Potentials for general-relativistic geodesy
Claus Laemmerzahl, Volker Perlick
TL;DR
The paper develops a fully relativistic framework for geodesy by showing that stationary spacetimes are described by two scalar potentials, $\phi$ (gravitoelectric) and $\varpi$ (gravitomagnetic), plus a spatial metric, rather than a single Newtonian potential. It introduces the Ernst formulation, where $\mathcal{E}=e^{2\phi}+i\varpi$ encapsulates the vacuum solution, and demonstrates how these potentials define isochronometric surfaces and a relativistic geoid suitable for clock- and interferometer-based measurements. The authors provide explicit expressions for $\phi$ and $\varpi$ in several spacetimes (Schwarzschild, Kerr, NUT, Kerr-NUT, rotating $q$-metric) to illustrate how rotation, multipoles, and exotic parameters influence the geodetic surfaces and their coordinate role. They discuss operational realizations (redshift, Sagnac, Schiff effect, Gravity Probe B, atom interferometry) and emphasize the practical potential and current limitations of observing gravitomagnetic effects on Earth, as well as future prospects for space-based GR geodesy and multipole modeling.
Abstract
Geodesy in a Newtonian framework is based on the Newtonian gravitational potential. The general-relativistic gravitational field, however, is not fully determined by a single potential. The vacuum field around a stationary source can be decomposed into two scalar potentials and a tensorial spatial metric, which together serve as the basis for general-relativistic geodesy.
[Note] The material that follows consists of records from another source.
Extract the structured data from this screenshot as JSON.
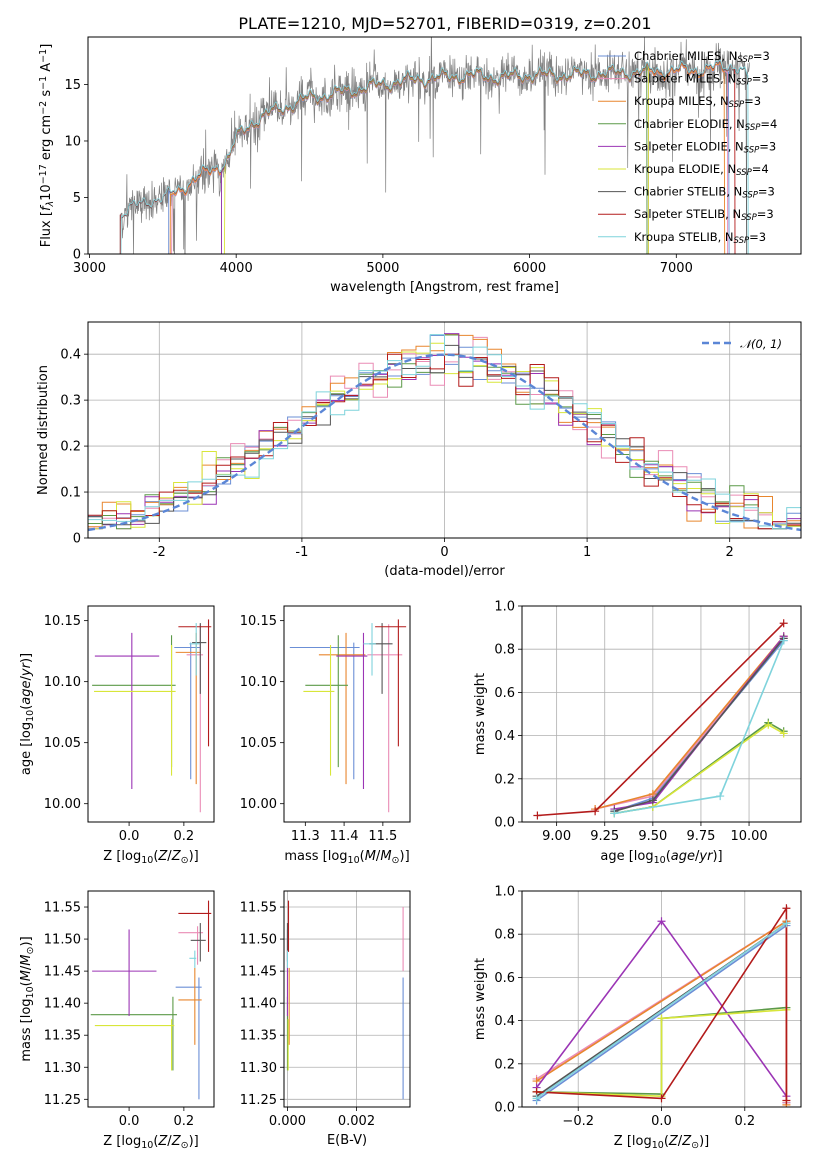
{
  "figure_title": "PLATE=1210, MJD=52701, FIBERID=0319, z=0.201",
  "series": [
    {
      "name": "Chabrier MILES, N_SSP=3",
      "label_main": "Chabrier MILES, N",
      "sub": "SSP",
      "tail": "=3",
      "color": "#6b8fd6"
    },
    {
      "name": "Salpeter MILES, N_SSP=3",
      "label_main": "Salpeter MILES, N",
      "sub": "SSP",
      "tail": "=3",
      "color": "#ea8cb5"
    },
    {
      "name": "Kroupa MILES, N_SSP=3",
      "label_main": "Kroupa MILES, N",
      "sub": "SSP",
      "tail": "=3",
      "color": "#e8862e"
    },
    {
      "name": "Chabrier ELODIE, N_SSP=4",
      "label_main": "Chabrier ELODIE, N",
      "sub": "SSP",
      "tail": "=4",
      "color": "#5c9a48"
    },
    {
      "name": "Salpeter ELODIE, N_SSP=3",
      "label_main": "Salpeter ELODIE, N",
      "sub": "SSP",
      "tail": "=3",
      "color": "#9b35b5"
    },
    {
      "name": "Kroupa ELODIE, N_SSP=4",
      "label_main": "Kroupa ELODIE, N",
      "sub": "SSP",
      "tail": "=4",
      "color": "#d8e63a"
    },
    {
      "name": "Chabrier STELIB, N_SSP=3",
      "label_main": "Chabrier STELIB, N",
      "sub": "SSP",
      "tail": "=3",
      "color": "#555555"
    },
    {
      "name": "Salpeter STELIB, N_SSP=3",
      "label_main": "Salpeter STELIB, N",
      "sub": "SSP",
      "tail": "=3",
      "color": "#b31b1b"
    },
    {
      "name": "Kroupa STELIB, N_SSP=3",
      "label_main": "Kroupa STELIB, N",
      "sub": "SSP",
      "tail": "=3",
      "color": "#7fd3dc"
    }
  ],
  "chart_data": [
    {
      "id": "spectrum",
      "type": "line",
      "title": "PLATE=1210, MJD=52701, FIBERID=0319, z=0.201",
      "xlabel": "wavelength [Angstrom, rest frame]",
      "ylabel": "Flux [f_λ 10^-17 erg cm^-2 s^-1 A^-1]",
      "xlim": [
        2990,
        7850
      ],
      "ylim": [
        0,
        19.2
      ],
      "xticks": [
        3000,
        4000,
        5000,
        6000,
        7000
      ],
      "yticks": [
        0,
        5,
        10,
        15
      ],
      "legend_position": "right",
      "continuum": {
        "x": [
          3200,
          3300,
          3400,
          3500,
          3600,
          3700,
          3800,
          3900,
          3950,
          4000,
          4100,
          4200,
          4300,
          4400,
          4500,
          4600,
          4800,
          5000,
          5200,
          5400,
          5600,
          5800,
          6000,
          6200,
          6400,
          6600,
          6800,
          7000,
          7200,
          7400,
          7500
        ],
        "y": [
          3.3,
          4.0,
          4.6,
          4.8,
          5.5,
          6.5,
          7.2,
          7.8,
          8.5,
          10.2,
          11.5,
          12.3,
          12.8,
          13.3,
          13.8,
          14.0,
          14.5,
          15.0,
          15.4,
          15.6,
          15.8,
          15.6,
          15.8,
          15.8,
          15.9,
          16.0,
          16.1,
          16.2,
          16.3,
          16.6,
          15.5
        ]
      },
      "data_range": [
        3210,
        7500
      ]
    },
    {
      "id": "residuals",
      "type": "histogram",
      "xlabel": "(data-model)/error",
      "ylabel": "Normed distribution",
      "xlim": [
        -2.5,
        2.5
      ],
      "ylim": [
        0,
        0.47
      ],
      "xticks": [
        -2,
        -1,
        0,
        1,
        2
      ],
      "yticks": [
        0,
        0.1,
        0.2,
        0.3,
        0.4
      ],
      "grid": true,
      "legend_position": "top-right",
      "reference": {
        "name": "N(0,1)",
        "label": "𝒩(0, 1)",
        "color": "#5b86d6",
        "style": "dashed"
      },
      "bin_width": 0.1,
      "bins_from": -2.5
    },
    {
      "id": "age_vs_Z",
      "type": "errorbar",
      "xlabel": "Z [log10(Z/Z⊙)]",
      "ylabel": "age [log10(age/yr)]",
      "xlim": [
        -0.15,
        0.31
      ],
      "ylim": [
        9.985,
        10.162
      ],
      "xticks": [
        0.0,
        0.2
      ],
      "xticklabels": [
        "0.0",
        "0.2"
      ],
      "yticks": [
        10.0,
        10.05,
        10.1,
        10.15
      ],
      "yticklabels": [
        "10.00",
        "10.05",
        "10.10",
        "10.15"
      ],
      "points": [
        {
          "s": 0,
          "x": 0.225,
          "y": 10.128,
          "xlo": 0.165,
          "xhi": 0.26,
          "ylo": 10.02,
          "yhi": 10.132
        },
        {
          "s": 1,
          "x": 0.26,
          "y": 10.122,
          "xlo": 0.21,
          "xhi": 0.27,
          "ylo": 9.993,
          "yhi": 10.147
        },
        {
          "s": 2,
          "x": 0.245,
          "y": 10.124,
          "xlo": 0.17,
          "xhi": 0.262,
          "ylo": 10.016,
          "yhi": 10.14
        },
        {
          "s": 3,
          "x": 0.155,
          "y": 10.097,
          "xlo": -0.135,
          "xhi": 0.17,
          "ylo": 10.03,
          "yhi": 10.138
        },
        {
          "s": 4,
          "x": 0.01,
          "y": 10.121,
          "xlo": -0.125,
          "xhi": 0.11,
          "ylo": 10.012,
          "yhi": 10.14
        },
        {
          "s": 5,
          "x": 0.155,
          "y": 10.092,
          "xlo": -0.128,
          "xhi": 0.17,
          "ylo": 10.023,
          "yhi": 10.13
        },
        {
          "s": 6,
          "x": 0.26,
          "y": 10.132,
          "xlo": 0.23,
          "xhi": 0.282,
          "ylo": 10.09,
          "yhi": 10.148
        },
        {
          "s": 7,
          "x": 0.29,
          "y": 10.145,
          "xlo": 0.18,
          "xhi": 0.3,
          "ylo": 10.047,
          "yhi": 10.151
        },
        {
          "s": 8,
          "x": 0.245,
          "y": 10.131,
          "xlo": 0.22,
          "xhi": 0.258,
          "ylo": 10.105,
          "yhi": 10.148
        }
      ]
    },
    {
      "id": "age_vs_mass",
      "type": "errorbar",
      "xlabel": "mass [log10(M/M⊙)]",
      "ylabel": "",
      "xlim": [
        11.245,
        11.57
      ],
      "ylim": [
        9.985,
        10.162
      ],
      "xticks": [
        11.3,
        11.4,
        11.5
      ],
      "xticklabels": [
        "11.3",
        "11.4",
        "11.5"
      ],
      "yticks": [
        10.0,
        10.05,
        10.1,
        10.15
      ],
      "yticklabels": [
        "10.00",
        "10.05",
        "10.10",
        "10.15"
      ],
      "points": [
        {
          "s": 0,
          "x": 11.425,
          "y": 10.128,
          "xlo": 11.26,
          "xhi": 11.44,
          "ylo": 10.02,
          "yhi": 10.132
        },
        {
          "s": 1,
          "x": 11.515,
          "y": 10.122,
          "xlo": 11.46,
          "xhi": 11.55,
          "ylo": 9.993,
          "yhi": 10.147
        },
        {
          "s": 2,
          "x": 11.405,
          "y": 10.122,
          "xlo": 11.335,
          "xhi": 11.455,
          "ylo": 10.016,
          "yhi": 10.14
        },
        {
          "s": 3,
          "x": 11.385,
          "y": 10.097,
          "xlo": 11.3,
          "xhi": 11.41,
          "ylo": 10.03,
          "yhi": 10.138
        },
        {
          "s": 4,
          "x": 11.45,
          "y": 10.121,
          "xlo": 11.38,
          "xhi": 11.46,
          "ylo": 10.012,
          "yhi": 10.14
        },
        {
          "s": 5,
          "x": 11.365,
          "y": 10.092,
          "xlo": 11.295,
          "xhi": 11.375,
          "ylo": 10.023,
          "yhi": 10.13
        },
        {
          "s": 6,
          "x": 11.498,
          "y": 10.131,
          "xlo": 11.465,
          "xhi": 11.525,
          "ylo": 10.09,
          "yhi": 10.148
        },
        {
          "s": 7,
          "x": 11.54,
          "y": 10.145,
          "xlo": 11.48,
          "xhi": 11.56,
          "ylo": 10.047,
          "yhi": 10.151
        },
        {
          "s": 8,
          "x": 11.472,
          "y": 10.131,
          "xlo": 11.45,
          "xhi": 11.482,
          "ylo": 10.105,
          "yhi": 10.148
        }
      ]
    },
    {
      "id": "weight_vs_age",
      "type": "line",
      "xlabel": "age [log10(age/yr)]",
      "ylabel": "mass weight",
      "xlim": [
        8.82,
        10.27
      ],
      "ylim": [
        0,
        1.0
      ],
      "xticks": [
        9.0,
        9.25,
        9.5,
        9.75,
        10.0
      ],
      "xticklabels": [
        "9.00",
        "9.25",
        "9.50",
        "9.75",
        "10.00"
      ],
      "yticks": [
        0,
        0.2,
        0.4,
        0.6,
        0.8,
        1.0
      ],
      "yticklabels": [
        "0.0",
        "0.2",
        "0.4",
        "0.6",
        "0.8",
        "1.0"
      ],
      "grid": true,
      "lines": [
        {
          "s": 0,
          "x": [
            9.3,
            9.5,
            10.18
          ],
          "y": [
            0.05,
            0.11,
            0.84
          ]
        },
        {
          "s": 1,
          "x": [
            9.2,
            9.5,
            10.18
          ],
          "y": [
            0.06,
            0.12,
            0.85
          ]
        },
        {
          "s": 2,
          "x": [
            9.2,
            9.5,
            10.18
          ],
          "y": [
            0.06,
            0.13,
            0.86
          ]
        },
        {
          "s": 3,
          "x": [
            9.3,
            9.5,
            10.1,
            10.18
          ],
          "y": [
            0.04,
            0.07,
            0.46,
            0.42
          ]
        },
        {
          "s": 4,
          "x": [
            9.3,
            9.5,
            10.18
          ],
          "y": [
            0.06,
            0.09,
            0.86
          ]
        },
        {
          "s": 5,
          "x": [
            9.3,
            9.5,
            10.1,
            10.18
          ],
          "y": [
            0.04,
            0.07,
            0.45,
            0.41
          ]
        },
        {
          "s": 6,
          "x": [
            9.3,
            9.5,
            10.18
          ],
          "y": [
            0.05,
            0.1,
            0.85
          ]
        },
        {
          "s": 7,
          "x": [
            8.9,
            9.2,
            10.18
          ],
          "y": [
            0.03,
            0.05,
            0.92
          ]
        },
        {
          "s": 8,
          "x": [
            9.3,
            9.85,
            10.18
          ],
          "y": [
            0.04,
            0.12,
            0.84
          ]
        }
      ]
    },
    {
      "id": "mass_vs_Z",
      "type": "errorbar",
      "xlabel": "Z [log10(Z/Z⊙)]",
      "ylabel": "mass [log10(M/M⊙)]",
      "xlim": [
        -0.15,
        0.31
      ],
      "ylim": [
        11.238,
        11.575
      ],
      "xticks": [
        0.0,
        0.2
      ],
      "xticklabels": [
        "0.0",
        "0.2"
      ],
      "yticks": [
        11.25,
        11.3,
        11.35,
        11.4,
        11.45,
        11.5,
        11.55
      ],
      "yticklabels": [
        "11.25",
        "11.30",
        "11.35",
        "11.40",
        "11.45",
        "11.50",
        "11.55"
      ],
      "points": [
        {
          "s": 0,
          "x": 0.255,
          "y": 11.425,
          "xlo": 0.17,
          "xhi": 0.265,
          "ylo": 11.25,
          "yhi": 11.44
        },
        {
          "s": 1,
          "x": 0.25,
          "y": 11.51,
          "xlo": 0.18,
          "xhi": 0.27,
          "ylo": 11.46,
          "yhi": 11.52
        },
        {
          "s": 2,
          "x": 0.24,
          "y": 11.405,
          "xlo": 0.18,
          "xhi": 0.265,
          "ylo": 11.335,
          "yhi": 11.455
        },
        {
          "s": 3,
          "x": 0.16,
          "y": 11.382,
          "xlo": -0.14,
          "xhi": 0.175,
          "ylo": 11.295,
          "yhi": 11.41
        },
        {
          "s": 4,
          "x": 0.0,
          "y": 11.45,
          "xlo": -0.135,
          "xhi": 0.1,
          "ylo": 11.38,
          "yhi": 11.515
        },
        {
          "s": 5,
          "x": 0.155,
          "y": 11.365,
          "xlo": -0.125,
          "xhi": 0.165,
          "ylo": 11.295,
          "yhi": 11.375
        },
        {
          "s": 6,
          "x": 0.26,
          "y": 11.498,
          "xlo": 0.225,
          "xhi": 0.28,
          "ylo": 11.465,
          "yhi": 11.525
        },
        {
          "s": 7,
          "x": 0.29,
          "y": 11.54,
          "xlo": 0.18,
          "xhi": 0.3,
          "ylo": 11.48,
          "yhi": 11.56
        },
        {
          "s": 8,
          "x": 0.24,
          "y": 11.47,
          "xlo": 0.22,
          "xhi": 0.245,
          "ylo": 11.455,
          "yhi": 11.482
        }
      ]
    },
    {
      "id": "mass_vs_EBV",
      "type": "errorbar",
      "xlabel": "E(B-V)",
      "ylabel": "",
      "xlim": [
        -0.0001,
        0.00355
      ],
      "ylim": [
        11.238,
        11.575
      ],
      "xticks": [
        0.0,
        0.002
      ],
      "xticklabels": [
        "0.000",
        "0.002"
      ],
      "yticks": [
        11.25,
        11.3,
        11.35,
        11.4,
        11.45,
        11.5,
        11.55
      ],
      "yticklabels": [
        "11.25",
        "11.30",
        "11.35",
        "11.40",
        "11.45",
        "11.50",
        "11.55"
      ],
      "grid": true,
      "points": [
        {
          "s": 0,
          "x": 0.00335,
          "y": 11.425,
          "xlo": 0.00335,
          "xhi": 0.00335,
          "ylo": 11.25,
          "yhi": 11.44
        },
        {
          "s": 1,
          "x": 0.00335,
          "y": 11.51,
          "xlo": 0.00335,
          "xhi": 0.00335,
          "ylo": 11.45,
          "yhi": 11.55
        },
        {
          "s": 2,
          "x": 5e-05,
          "y": 11.405,
          "xlo": 5e-05,
          "xhi": 5e-05,
          "ylo": 11.335,
          "yhi": 11.455
        },
        {
          "s": 3,
          "x": 0.0,
          "y": 11.382,
          "xlo": 0.0,
          "xhi": 0.0,
          "ylo": 11.295,
          "yhi": 11.41
        },
        {
          "s": 4,
          "x": 0.0,
          "y": 11.45,
          "xlo": 0.0,
          "xhi": 0.0,
          "ylo": 11.38,
          "yhi": 11.515
        },
        {
          "s": 5,
          "x": 2e-05,
          "y": 11.365,
          "xlo": 2e-05,
          "xhi": 2e-05,
          "ylo": 11.295,
          "yhi": 11.375
        },
        {
          "s": 6,
          "x": 0.0,
          "y": 11.498,
          "xlo": 0.0,
          "xhi": 0.0,
          "ylo": 11.465,
          "yhi": 11.525
        },
        {
          "s": 7,
          "x": 3e-05,
          "y": 11.54,
          "xlo": 3e-05,
          "xhi": 3e-05,
          "ylo": 11.48,
          "yhi": 11.56
        },
        {
          "s": 8,
          "x": 0.0,
          "y": 11.47,
          "xlo": 0.0,
          "xhi": 0.0,
          "ylo": 11.455,
          "yhi": 11.482
        }
      ]
    },
    {
      "id": "weight_vs_Z",
      "type": "line",
      "xlabel": "Z [log10(Z/Z⊙)]",
      "ylabel": "mass weight",
      "xlim": [
        -0.335,
        0.335
      ],
      "ylim": [
        0,
        1.0
      ],
      "xticks": [
        -0.2,
        0.0,
        0.2
      ],
      "xticklabels": [
        "−0.2",
        "0.0",
        "0.2"
      ],
      "yticks": [
        0,
        0.2,
        0.4,
        0.6,
        0.8,
        1.0
      ],
      "yticklabels": [
        "0.0",
        "0.2",
        "0.4",
        "0.6",
        "0.8",
        "1.0"
      ],
      "grid": true,
      "lines": [
        {
          "s": 0,
          "x": [
            -0.3,
            0.3,
            0.3
          ],
          "y": [
            0.03,
            0.84,
            0.02
          ]
        },
        {
          "s": 1,
          "x": [
            -0.3,
            0.3,
            0.3
          ],
          "y": [
            0.13,
            0.86,
            0.02
          ]
        },
        {
          "s": 2,
          "x": [
            -0.3,
            0.3,
            0.3
          ],
          "y": [
            0.12,
            0.86,
            0.01
          ]
        },
        {
          "s": 3,
          "x": [
            -0.3,
            0.0,
            0.0,
            0.3
          ],
          "y": [
            0.07,
            0.06,
            0.41,
            0.46
          ]
        },
        {
          "s": 4,
          "x": [
            -0.3,
            0.0,
            0.3
          ],
          "y": [
            0.09,
            0.86,
            0.05
          ]
        },
        {
          "s": 5,
          "x": [
            -0.3,
            0.0,
            0.0,
            0.3
          ],
          "y": [
            0.07,
            0.05,
            0.41,
            0.45
          ]
        },
        {
          "s": 6,
          "x": [
            -0.3,
            0.3
          ],
          "y": [
            0.05,
            0.85
          ]
        },
        {
          "s": 7,
          "x": [
            -0.3,
            0.0,
            0.3,
            0.3
          ],
          "y": [
            0.07,
            0.04,
            0.92,
            0.03
          ]
        },
        {
          "s": 8,
          "x": [
            -0.3,
            0.3
          ],
          "y": [
            0.04,
            0.85
          ]
        }
      ]
    }
  ]
}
One of the scalar potentials is a generalization of the Newtonian potential while the second one describes the influence of the rotation of the source on the gravitational field for which no non-relativistic counterpart exists. In this paper the operational realizations of these two potentials, and also of the spatial metric, are discussed. For some analytically given spacetimes the two potentials are exemplified and their relevance for practical geodesy on Earth is outlined.